L’esprit de la réforme Darcos des lycées, c’est de faire des économies. Or, médiocres avec beaucoup d’heures de cours, de personnels et de moyens, on comprendrait mal des élèves d’aujourd’hui qu’ils progressent avec moins. Là n’est donc pas le problème, on sent qu’on passe à côté de l’essentiel. Il est tout de même frappant de constater que, des 600 lycéens réunis le 15 novembre dernier autour du ministre de l’Education au sein de ce lieu d’excellence qu’est l’Ecole Polytechnique, pas un n’ait songé à poser la bonne question: celle de la sélection. Car si l’autonomie des universités libèrera nécessairement de substantiels subsides, l’Etat ne jouant plus alors qu’un rôle d’appoint dans ce domaine, ce n’en sera qu’une conséquence secondaire. Le premier bienfait en sera, inévitablement, la fin de l’impasse égalitaire, que seules rendent possible la mainmise de l’Etat et la démagogie des gouvernements: il est en effet toujours plus facile à ceux qui nous dirigent de nous dire que nous sommes tous capables de faire la même chose et de nous entasser dans des lycées puis dans des amphis, que d’engager la réforme dont la société a besoin, mais qui casserait le mythe égalitaire.

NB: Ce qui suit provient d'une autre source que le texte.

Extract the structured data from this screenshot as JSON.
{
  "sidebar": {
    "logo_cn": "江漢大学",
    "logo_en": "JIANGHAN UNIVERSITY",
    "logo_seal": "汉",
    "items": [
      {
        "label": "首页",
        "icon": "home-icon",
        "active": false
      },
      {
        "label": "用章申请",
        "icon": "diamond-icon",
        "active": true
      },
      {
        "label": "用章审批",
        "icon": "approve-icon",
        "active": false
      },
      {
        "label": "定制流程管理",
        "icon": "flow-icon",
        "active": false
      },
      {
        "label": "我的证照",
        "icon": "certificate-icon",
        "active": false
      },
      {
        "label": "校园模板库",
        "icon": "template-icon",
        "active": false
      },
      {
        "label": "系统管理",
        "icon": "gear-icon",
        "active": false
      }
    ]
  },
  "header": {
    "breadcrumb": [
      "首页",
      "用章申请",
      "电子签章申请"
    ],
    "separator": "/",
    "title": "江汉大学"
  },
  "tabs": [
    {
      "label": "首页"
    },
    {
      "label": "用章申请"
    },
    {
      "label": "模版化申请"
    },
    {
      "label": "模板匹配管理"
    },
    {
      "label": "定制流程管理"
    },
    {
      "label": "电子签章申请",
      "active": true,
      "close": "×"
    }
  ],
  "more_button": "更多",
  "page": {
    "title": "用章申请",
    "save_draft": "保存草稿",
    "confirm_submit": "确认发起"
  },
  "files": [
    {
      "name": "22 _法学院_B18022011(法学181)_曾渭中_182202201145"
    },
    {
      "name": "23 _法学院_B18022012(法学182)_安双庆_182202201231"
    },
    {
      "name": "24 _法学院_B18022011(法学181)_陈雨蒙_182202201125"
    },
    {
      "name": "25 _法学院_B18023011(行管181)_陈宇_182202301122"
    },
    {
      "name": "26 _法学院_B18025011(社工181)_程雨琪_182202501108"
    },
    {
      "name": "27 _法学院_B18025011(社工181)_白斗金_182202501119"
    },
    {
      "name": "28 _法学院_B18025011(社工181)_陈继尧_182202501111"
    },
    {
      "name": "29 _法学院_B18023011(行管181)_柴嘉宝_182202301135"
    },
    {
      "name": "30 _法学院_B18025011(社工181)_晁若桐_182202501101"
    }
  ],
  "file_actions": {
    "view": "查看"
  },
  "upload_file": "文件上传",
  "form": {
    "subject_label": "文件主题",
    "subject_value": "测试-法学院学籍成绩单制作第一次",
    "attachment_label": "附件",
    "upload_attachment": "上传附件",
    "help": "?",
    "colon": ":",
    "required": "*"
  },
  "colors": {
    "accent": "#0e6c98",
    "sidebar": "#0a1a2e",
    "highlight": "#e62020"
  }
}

Et en effet, que valent toutes les lois destinées à favoriser l’orientation des jeunes si, en dernier ressort, des épreuves sélectives ne peuvent faire prendre conscience de l’issue fatale et de la nécessité de revoir des projets trop ambitieux ? Si, à la base, des portes ne sont pas largement ouvertes au plus tôt afin que chacun trouve sa place dans notre société ? Mais alors que des métiers pas moins honorables que d’autres sont en crise, faute de main-d’œuvre, et ce depuis de nombreux mois, nous préférons continuer de dénigrer les travaux techniques et manuels, avec une insuffisance de vue confondante.
Il faudra encore revoir, à l’évidence, le système des bourses: les abus tout-à-fait ponctuels qui ont pu en être faits par la pratique des « étudiants professionnels » (éradiqués par la sélection nouvelle), il ne faudrait pas à l’inverse que ceux qui aient passé avec succès les épreuves menant au supérieur soient pénalisés par des ressources trop faibles. L’Etat devra encore garantir le caractère national des diplômes, celui-ci étant une condition sine qua non d’une sélection effective et donc équitable. En somme, pour éviter le double écueil de la rentabilité et des habitudes comptables d’une part, de la bureaucratie et des archaïsmes administratifs d’autre part, c’est-à-dire n’être absolument dépendant ni de l’Etat ni des entreprises, l’Université de demain devra utiliser tous les mécanismes à sa portée, et les inventer au besoin. Contre les idéologues et les fâcheux de tous bords, l’aventure intellectuelle des étudiants pragmatiques a d’ores et déjà le goût de l’héroïsme.